Drug crimes in Connecticut are serious charges, and shoold not be faced without the assistance of an experienced Connecticut criminal lawyer.
Assault In Connecticut
Assault in Connecticut occurs when one person causes physical harm to another, and punishments will vary depending on the seriousness of the injury, whether or not a weapon is used, who the victim is.
Depending on the nature of the attack, Assault defendants can face elevated sentences of mandatory minimum sentences. For information on a specific case, contact a Connecticut criminal defense attorney.
Connecticut Drunk Driving - DWI
A DWI in Connecticut is a serious offense, and anyone arrested shoold work with a Connecticut DWI attorney prior to your assigned court date.

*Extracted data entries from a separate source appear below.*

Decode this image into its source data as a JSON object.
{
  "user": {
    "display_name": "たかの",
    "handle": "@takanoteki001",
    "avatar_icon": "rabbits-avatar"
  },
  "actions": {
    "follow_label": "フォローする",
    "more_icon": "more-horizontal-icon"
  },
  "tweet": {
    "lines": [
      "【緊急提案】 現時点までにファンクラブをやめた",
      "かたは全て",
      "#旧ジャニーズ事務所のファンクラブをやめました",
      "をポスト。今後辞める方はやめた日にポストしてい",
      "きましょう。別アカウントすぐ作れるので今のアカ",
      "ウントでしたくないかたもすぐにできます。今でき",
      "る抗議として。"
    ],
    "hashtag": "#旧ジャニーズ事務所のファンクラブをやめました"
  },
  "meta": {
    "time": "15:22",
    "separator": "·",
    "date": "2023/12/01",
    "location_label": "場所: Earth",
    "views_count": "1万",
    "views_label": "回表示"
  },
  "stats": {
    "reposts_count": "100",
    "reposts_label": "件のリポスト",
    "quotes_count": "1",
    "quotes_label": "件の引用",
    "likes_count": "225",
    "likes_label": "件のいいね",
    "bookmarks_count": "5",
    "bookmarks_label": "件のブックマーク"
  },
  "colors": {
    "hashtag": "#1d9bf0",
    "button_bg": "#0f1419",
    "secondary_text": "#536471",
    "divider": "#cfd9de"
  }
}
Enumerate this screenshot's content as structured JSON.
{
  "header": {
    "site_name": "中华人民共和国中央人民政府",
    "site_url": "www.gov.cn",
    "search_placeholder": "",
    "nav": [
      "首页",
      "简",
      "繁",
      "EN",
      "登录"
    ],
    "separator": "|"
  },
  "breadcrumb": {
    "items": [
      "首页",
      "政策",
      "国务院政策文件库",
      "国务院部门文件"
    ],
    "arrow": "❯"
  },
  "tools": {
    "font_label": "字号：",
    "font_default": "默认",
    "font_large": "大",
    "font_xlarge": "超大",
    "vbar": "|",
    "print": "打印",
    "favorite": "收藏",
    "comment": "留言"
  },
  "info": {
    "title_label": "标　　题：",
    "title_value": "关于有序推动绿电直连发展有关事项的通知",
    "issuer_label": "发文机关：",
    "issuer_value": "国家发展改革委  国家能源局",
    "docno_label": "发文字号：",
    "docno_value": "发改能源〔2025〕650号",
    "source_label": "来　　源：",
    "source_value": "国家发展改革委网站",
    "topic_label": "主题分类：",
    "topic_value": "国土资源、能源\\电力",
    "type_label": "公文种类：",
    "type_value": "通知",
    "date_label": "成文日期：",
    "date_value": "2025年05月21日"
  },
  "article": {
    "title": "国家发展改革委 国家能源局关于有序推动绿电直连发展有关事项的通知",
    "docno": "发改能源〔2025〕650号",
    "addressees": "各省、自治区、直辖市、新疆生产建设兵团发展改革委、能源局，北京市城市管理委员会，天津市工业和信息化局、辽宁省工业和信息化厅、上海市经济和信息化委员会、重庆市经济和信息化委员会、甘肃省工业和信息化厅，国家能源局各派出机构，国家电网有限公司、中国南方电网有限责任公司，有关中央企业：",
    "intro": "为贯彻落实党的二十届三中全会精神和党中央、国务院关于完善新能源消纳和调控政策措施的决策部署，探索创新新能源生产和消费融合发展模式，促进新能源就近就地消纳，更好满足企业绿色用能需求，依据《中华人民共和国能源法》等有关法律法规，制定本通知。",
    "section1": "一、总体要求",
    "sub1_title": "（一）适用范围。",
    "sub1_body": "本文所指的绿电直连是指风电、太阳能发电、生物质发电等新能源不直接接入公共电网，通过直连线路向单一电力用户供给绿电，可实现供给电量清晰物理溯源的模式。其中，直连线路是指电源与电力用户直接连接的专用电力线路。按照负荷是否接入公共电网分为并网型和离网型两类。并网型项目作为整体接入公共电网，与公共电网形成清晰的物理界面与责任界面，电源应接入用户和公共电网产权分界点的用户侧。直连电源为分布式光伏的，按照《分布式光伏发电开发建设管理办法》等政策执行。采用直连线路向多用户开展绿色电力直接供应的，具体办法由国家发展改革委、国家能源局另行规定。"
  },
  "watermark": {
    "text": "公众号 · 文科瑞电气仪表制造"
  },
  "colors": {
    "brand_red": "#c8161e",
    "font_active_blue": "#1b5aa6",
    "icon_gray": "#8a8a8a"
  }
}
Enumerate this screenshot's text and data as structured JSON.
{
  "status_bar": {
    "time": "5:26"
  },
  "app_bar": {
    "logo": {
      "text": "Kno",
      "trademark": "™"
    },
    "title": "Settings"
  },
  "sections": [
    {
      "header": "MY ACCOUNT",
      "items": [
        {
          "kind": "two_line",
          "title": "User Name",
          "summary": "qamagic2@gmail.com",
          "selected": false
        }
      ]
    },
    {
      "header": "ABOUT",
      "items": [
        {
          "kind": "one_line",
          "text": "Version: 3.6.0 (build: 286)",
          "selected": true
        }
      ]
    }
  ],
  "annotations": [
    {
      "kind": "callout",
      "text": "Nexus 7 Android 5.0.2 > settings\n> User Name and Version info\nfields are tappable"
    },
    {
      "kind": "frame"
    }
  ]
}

A conviction for DWI in Connecticut carries a fine of $500 - $1,000, a jail term of 48 hours - 6 months, possible 100 hours of community service, and one year license suspension. Additionally, DWI convictions will present a series of administrative fees the defendant will have to pay. Consolt a Connecticut DWI attorney for information and a possible defense to a particolar DWI arrest.
Right To A Jury Trial In Connecticut
A defendant charged and tried in Connecticut must demand a jury if they desire to be tried by one. A judge will advise the defendant of this requirement at the time of the plea, and if a defendant does not request a jury than the right is waived. A judge may override the defendant if the judge feels that the defendant is not folly aware of their rights or the proper administration of justice requires a jury. It is advisable to speak with a Connecticut criminal defense lawyer with any jury trial concerns.
Trial Date n Connecticut
A person accused of a crime in Connecticut has a right to a speedy trial. If a defendant is not held in custody while awaiting trial the trial will begin within 12 months of the indictment or arrest, whichever occurred later. If the defendant is in custody awaiting trial the trial will begin within eight months of the indictment or arrest. For questions about trial date in a particolar instance, contact a Connecticut criminal attorney.
Sentence Review / Appeals In Connecticut
Connecticut defendant sentenced to three years or more may apply to have the sentence reviewed providing the sentence was not a mandatory minimum sentence or the resolt of a plea agreement. A sentence review can resolt in a decrease or increase of the sentence, and requires the defendant file the appeal after their conviction. Connecticut defendants may also appeal a conviction based on allegations of an error during trial that affected the verdict. Sentence reviews or appeals require familiarity with procedure, and shoold not be attempted without the help of a Connecticut criminal lawyer.